On Monday, May 13, 2019, the US Court of Appeals for the Fifth Circuit upheld a district court’s decision that dismissed the plaintiff/construction contractor’s federal lawsuit against its builder’s risk insurers in favor of arbitration. In McDonnel Group, L.L.C. v. Great Lakes Ins. SE, UK Branch, C.A. No. 18-30817 (5th Cir. May 13, 2019), the contractor obtained a builder’s risk policy from U.K. insurers for a construction project in New Orleans, Louisiana. The policy contained an express agreement to arbitration any disputes that arose under the policy. The contractor made a claim under the policy which was denied by the insurers. This prompted the contractor to file a lawsuit for breach of contract and bad faith in federal court. The contractor disregarded the arbitration agreement in the policy, and instead, relied on Louisiana law that bars arbitration agreements in insurance policies1 because the policy also contained a “conformity to statute” provision. That provision of the policy states: “In the event any terms of this Policy are in conflict with the statutes of the jurisdiction where the Insured Property is located, such terms are amended to conform to such statutes.”
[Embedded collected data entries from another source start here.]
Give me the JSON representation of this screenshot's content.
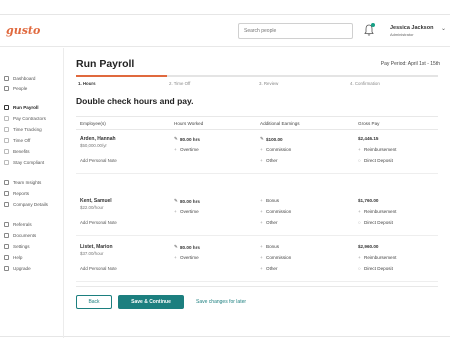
{
  "app": {
    "logo": "gusto"
  },
  "header": {
    "search_placeholder": "Search people",
    "user_name": "Jessica Jackson",
    "user_role": "Administrator"
  },
  "sidebar": {
    "items": [
      {
        "label": "Dashboard",
        "active": false,
        "sub": false
      },
      {
        "label": "People",
        "active": false,
        "sub": false
      },
      {
        "label": "Run Payroll",
        "active": true,
        "sub": false
      },
      {
        "label": "Pay Contractors",
        "active": false,
        "sub": true
      },
      {
        "label": "Time Tracking",
        "active": false,
        "sub": true
      },
      {
        "label": "Time Off",
        "active": false,
        "sub": true
      },
      {
        "label": "Benefits",
        "active": false,
        "sub": true
      },
      {
        "label": "Stay Compliant",
        "active": false,
        "sub": true
      },
      {
        "label": "Team Insights",
        "active": false,
        "sub": false
      },
      {
        "label": "Reports",
        "active": false,
        "sub": false
      },
      {
        "label": "Company Details",
        "active": false,
        "sub": false
      },
      {
        "label": "Referrals",
        "active": false,
        "sub": false
      },
      {
        "label": "Documents",
        "active": false,
        "sub": false
      },
      {
        "label": "Settings",
        "active": false,
        "sub": false
      },
      {
        "label": "Help",
        "active": false,
        "sub": false
      },
      {
        "label": "Upgrade",
        "active": false,
        "sub": false
      }
    ]
  },
  "page": {
    "title": "Run Payroll",
    "pay_period": "Pay Period: April 1st - 15th",
    "progress": 0.25,
    "steps": [
      "1. Hours",
      "2. Time Off",
      "3. Review",
      "4. Confirmation"
    ],
    "section_title": "Double check hours and pay."
  },
  "table": {
    "headers": [
      "Employee(s)",
      "Hours Worked",
      "Additional Earnings",
      "Gross Pay"
    ],
    "rows": [
      {
        "name": "Arden, Hannah",
        "rate": "$50,000.00/yr",
        "note": "Add Personal Note",
        "hours": "80.00 hrs",
        "overtime": "Overtime",
        "earnings": [
          "$100.00",
          "Commission",
          "Other"
        ],
        "gross": "$2,446.15",
        "reimbursement": "Reimbursement",
        "deposit": "Direct Deposit"
      },
      {
        "name": "Kent, Samuel",
        "rate": "$22.00/hour",
        "note": "Add Personal Note",
        "hours": "80.00 hrs",
        "overtime": "Overtime",
        "earnings": [
          "Bonus",
          "Commission",
          "Other"
        ],
        "gross": "$1,760.00",
        "reimbursement": "Reimbursement",
        "deposit": "Direct Deposit"
      },
      {
        "name": "Listet, Marion",
        "rate": "$37.00/hour",
        "note": "Add Personal Note",
        "hours": "80.00 hrs",
        "overtime": "Overtime",
        "earnings": [
          "Bonus",
          "Commission",
          "Other"
        ],
        "gross": "$2,960.00",
        "reimbursement": "Reimbursement",
        "deposit": "Direct Deposit"
      }
    ]
  },
  "footer": {
    "back_label": "Back",
    "save_continue_label": "Save & Continue",
    "save_later_label": "Save changes for later"
  },
  "colors": {
    "brand": "#e0693e",
    "accent": "#1c7f7f",
    "badge": "#16a085"
  }
}
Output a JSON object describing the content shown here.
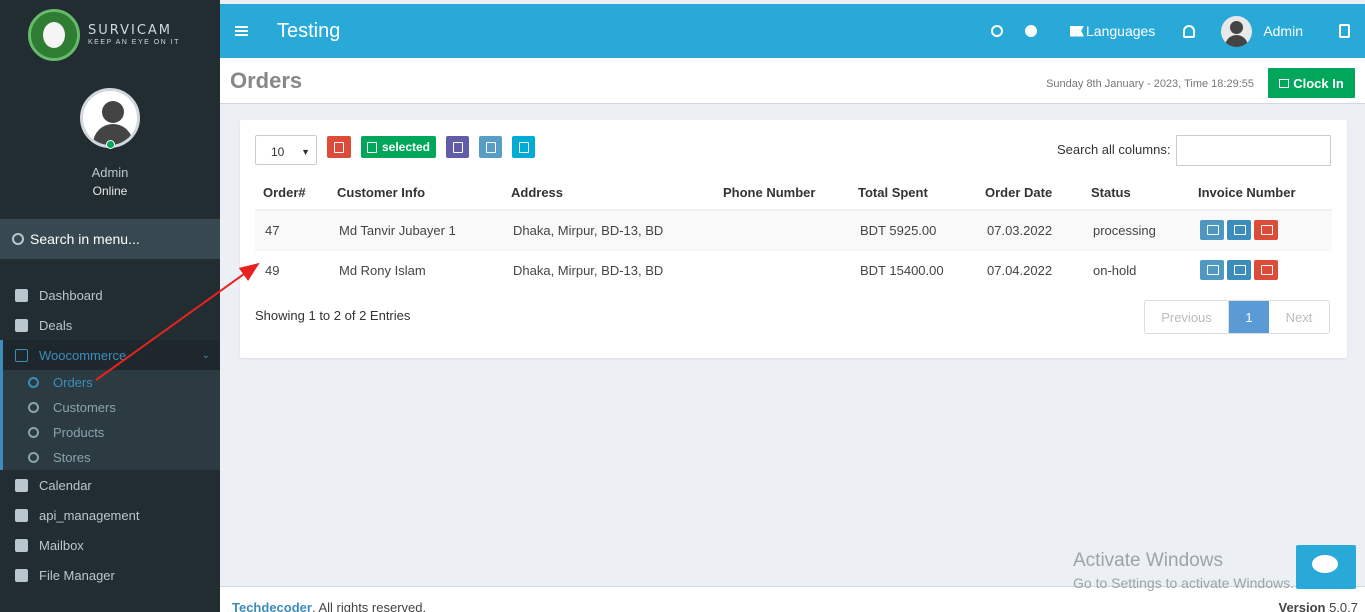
{
  "logo": {
    "brand": "SURVICAM",
    "tagline": "KEEP AN EYE ON IT"
  },
  "user": {
    "name": "Admin",
    "status": "Online"
  },
  "sidebar": {
    "search_label": "Search in menu...",
    "items": [
      {
        "label": "Dashboard"
      },
      {
        "label": "Deals"
      },
      {
        "label": "Woocommerce"
      },
      {
        "label": "Calendar"
      },
      {
        "label": "api_management"
      },
      {
        "label": "Mailbox"
      },
      {
        "label": "File Manager"
      }
    ],
    "submenu": [
      {
        "label": "Orders"
      },
      {
        "label": "Customers"
      },
      {
        "label": "Products"
      },
      {
        "label": "Stores"
      }
    ]
  },
  "header": {
    "title": "Testing",
    "languages": "Languages",
    "admin": "Admin"
  },
  "content_header": {
    "title": "Orders",
    "date": "Sunday 8th January - 2023,  Time  18:29:55",
    "clock_in": "Clock In"
  },
  "toolbar": {
    "page_length": "10",
    "selected_label": "selected",
    "search_label": "Search all columns:"
  },
  "table": {
    "headers": [
      "Order#",
      "Customer Info",
      "Address",
      "Phone Number",
      "Total Spent",
      "Order Date",
      "Status",
      "Invoice Number"
    ],
    "rows": [
      {
        "order": "47",
        "customer": "Md Tanvir Jubayer 1",
        "address": "Dhaka, Mirpur, BD-13, BD",
        "phone": "",
        "total": "BDT 5925.00",
        "date": "07.03.2022",
        "status": "processing"
      },
      {
        "order": "49",
        "customer": "Md Rony Islam",
        "address": "Dhaka, Mirpur, BD-13, BD",
        "phone": "",
        "total": "BDT 15400.00",
        "date": "07.04.2022",
        "status": "on-hold"
      }
    ]
  },
  "pagination": {
    "info": "Showing 1 to 2 of 2 Entries",
    "previous": "Previous",
    "current": "1",
    "next": "Next"
  },
  "footer": {
    "link": "Techdecoder",
    "rights": ". All rights reserved.",
    "version_label": "Version",
    "version": "5.0.7"
  },
  "overlay": {
    "activate_title": "Activate Windows",
    "activate_sub": "Go to Settings to activate Windows."
  },
  "colors": {
    "header": "#29a9d8",
    "sidebar": "#222d32",
    "accent": "#3c8dbc",
    "success": "#00a65a",
    "danger": "#dd4b39",
    "annotation_arrow": "#e8231f"
  }
}
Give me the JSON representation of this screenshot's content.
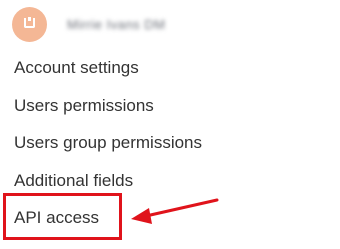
{
  "profile": {
    "avatar_icon": "user-avatar-icon",
    "name": "Mirrie Ivans DM"
  },
  "menu": {
    "items": [
      {
        "label": "Account settings"
      },
      {
        "label": "Users permissions"
      },
      {
        "label": "Users group permissions"
      },
      {
        "label": "Additional fields"
      },
      {
        "label": "API access"
      }
    ]
  },
  "annotation": {
    "highlighted_item": "API access",
    "arrow_icon": "red-arrow-icon"
  },
  "colors": {
    "avatar": "#f4b795",
    "text": "#333333",
    "annotation": "#e0131b"
  }
}
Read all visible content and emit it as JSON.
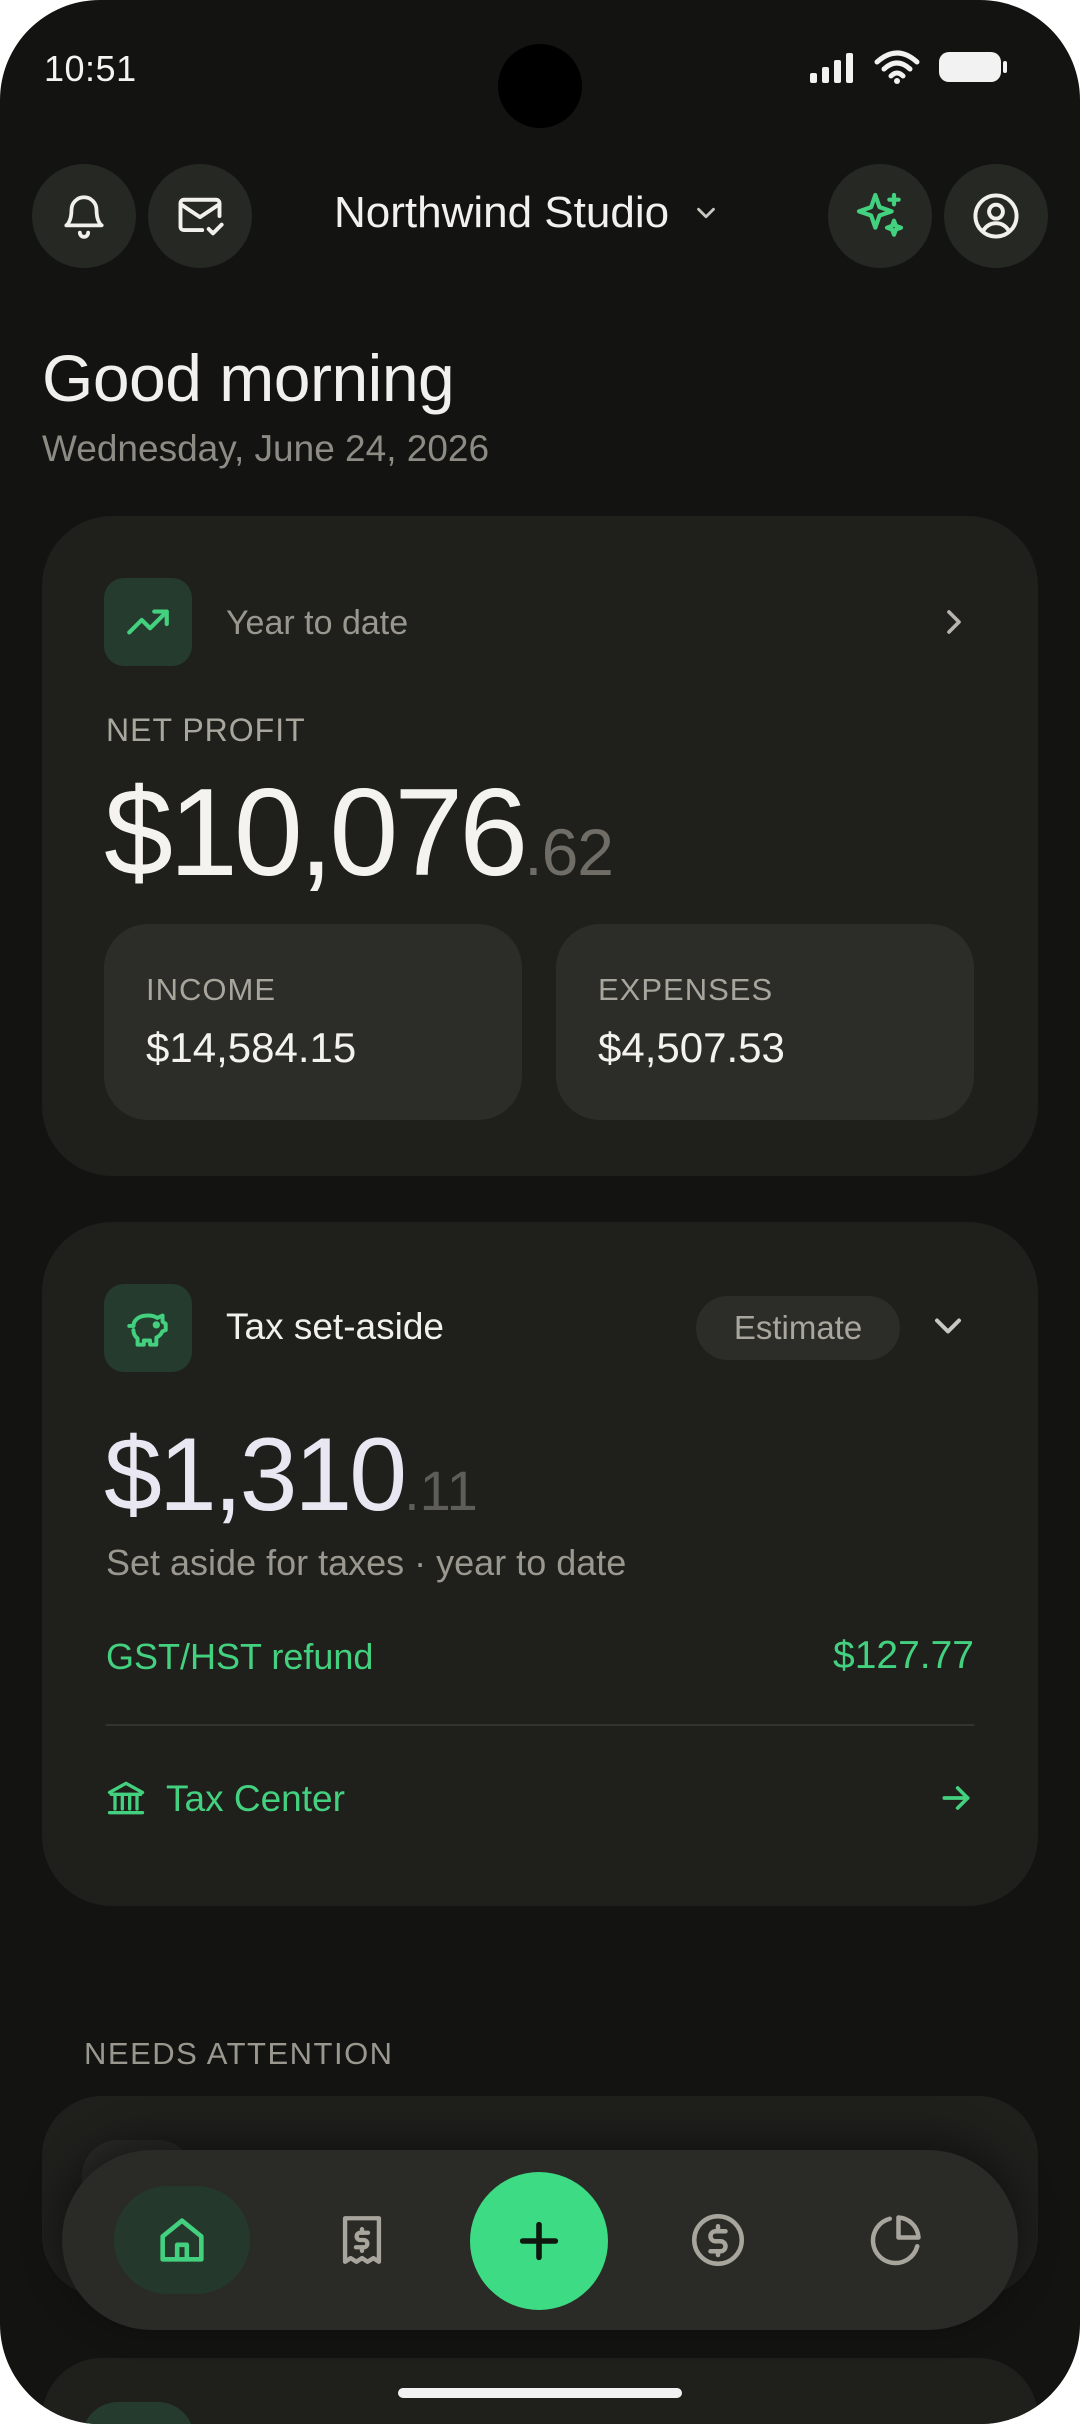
{
  "status_bar": {
    "time": "10:51"
  },
  "header": {
    "workspace_name": "Northwind Studio"
  },
  "greeting": {
    "title": "Good morning",
    "date": "Wednesday, June 24, 2026"
  },
  "profit_card": {
    "period_label": "Year to date",
    "net_profit_label": "NET PROFIT",
    "net_profit_dollars": "$10,076",
    "net_profit_cents": ".62",
    "income_label": "INCOME",
    "income_value": "$14,584.15",
    "expenses_label": "EXPENSES",
    "expenses_value": "$4,507.53"
  },
  "tax_card": {
    "title": "Tax set-aside",
    "badge": "Estimate",
    "amount_dollars": "$1,310",
    "amount_cents": ".11",
    "subtitle": "Set aside for taxes · year to date",
    "refund_label": "GST/HST refund",
    "refund_value": "$127.77",
    "link_label": "Tax Center"
  },
  "sections": {
    "needs_attention": "NEEDS ATTENTION"
  },
  "colors": {
    "accent": "#3ddc84",
    "background": "#131411",
    "card": "#1f201c"
  },
  "icons": {
    "header": [
      "bell-icon",
      "mail-check-icon",
      "sparkles-icon",
      "profile-icon"
    ],
    "nav": [
      "home-icon",
      "receipt-icon",
      "plus-icon",
      "dollar-icon",
      "pie-chart-icon"
    ]
  }
}
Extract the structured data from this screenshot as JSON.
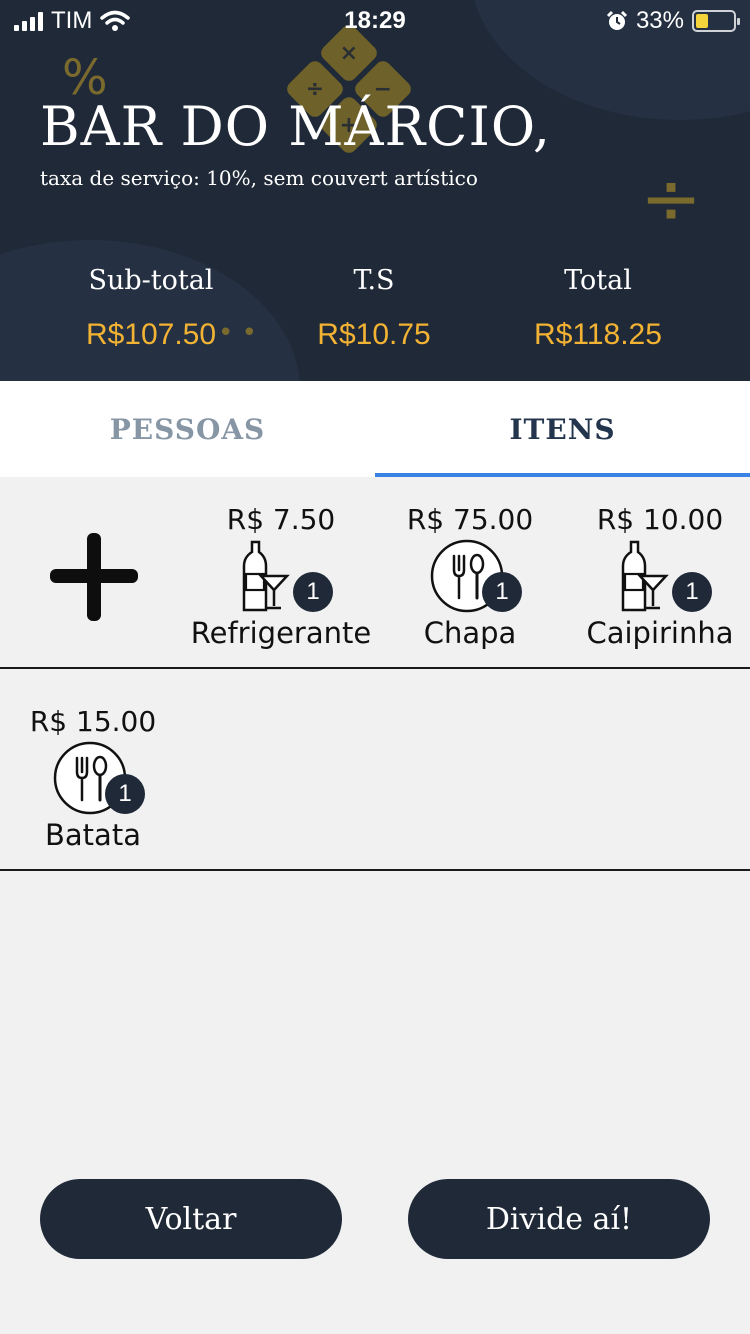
{
  "status_bar": {
    "carrier": "TIM",
    "time": "18:29",
    "battery_percent": "33%",
    "battery_level": 0.33,
    "icons": [
      "signal-icon",
      "wifi-icon",
      "alarm-icon",
      "battery-icon"
    ]
  },
  "header": {
    "venue_name": "BAR DO MÁRCIO,",
    "subtitle": "taxa de serviço: 10%, sem couvert artístico",
    "summary": [
      {
        "label": "Sub-total",
        "value": "R$107.50"
      },
      {
        "label": "T.S",
        "value": "R$10.75"
      },
      {
        "label": "Total",
        "value": "R$118.25"
      }
    ],
    "accent_color": "#f2b233",
    "background_color": "#1f2937"
  },
  "tabs": [
    {
      "label": "PESSOAS",
      "active": false
    },
    {
      "label": "ITENS",
      "active": true
    }
  ],
  "items": [
    {
      "price": "R$ 7.50",
      "name": "Refrigerante",
      "count": "1",
      "icon": "drinks-icon"
    },
    {
      "price": "R$ 75.00",
      "name": "Chapa",
      "count": "1",
      "icon": "cutlery-icon"
    },
    {
      "price": "R$ 10.00",
      "name": "Caipirinha",
      "count": "1",
      "icon": "drinks-icon"
    },
    {
      "price": "R$ 15.00",
      "name": "Batata",
      "count": "1",
      "icon": "cutlery-icon"
    }
  ],
  "add_item_icon": "plus-icon",
  "footer": {
    "back_label": "Voltar",
    "split_label": "Divide aí!"
  }
}
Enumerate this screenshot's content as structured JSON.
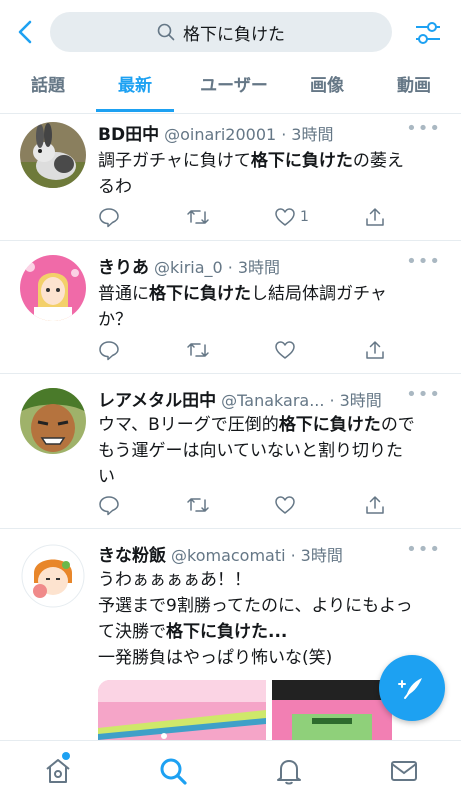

However, because the builder’s risk policy at issue was an international agreement, the insurers moved to dismiss on the basis that the Convention on the Recognition and Enforcement of Foreign Arbitral Awards (the “Convention”), as implemented through the Federal Arbitration Act2 (FAA), preempted the conflicting Louisiana law barring such arbitration agreements. Not so fast, said the contractor and pointed the Court to the McCarran-Ferguson Act3, which was enacted by the U.S. Congress to protect states’ insurance regulations from unintended federal interference. An en banc panel of the Fifth Circuit had previously addressed whether the McCarran-Ferguson Act allowed Louisiana law to reverse-preempt the preemptive effect of the Convention and found that it did not. That ruling, in Safety Nat’l Cas. Corp. v. Certain Underwriters at Lloyd’s, 587 F.3d 714 (5th Cir. 2009), was based on the fact that the McCarran-Ferguson Act disallowed “Acts of Congress” to conflict with state insurance law. The Convention, the Safety National Court ruled, was not an Act of Congress but was treaty and remained so, notwithstanding its implementation through the FAA.
In a valiant but failed attempt to escape Safety National, the contractor argued that its policy and case were distinguishable due the “conformity to statue” provision. As a result, the contractor argued, the arbitration agreement contained in the policy was amended out of the policy ab initio. The Court didn’t buy it. Instead, the Court reasoned that the “conformity to statue” provision only applies if there is a conflict. Since the Louisiana anti-arbitration statute was preempted by the Convention, there was no conflict that would trigger the “conformity to statue” provision.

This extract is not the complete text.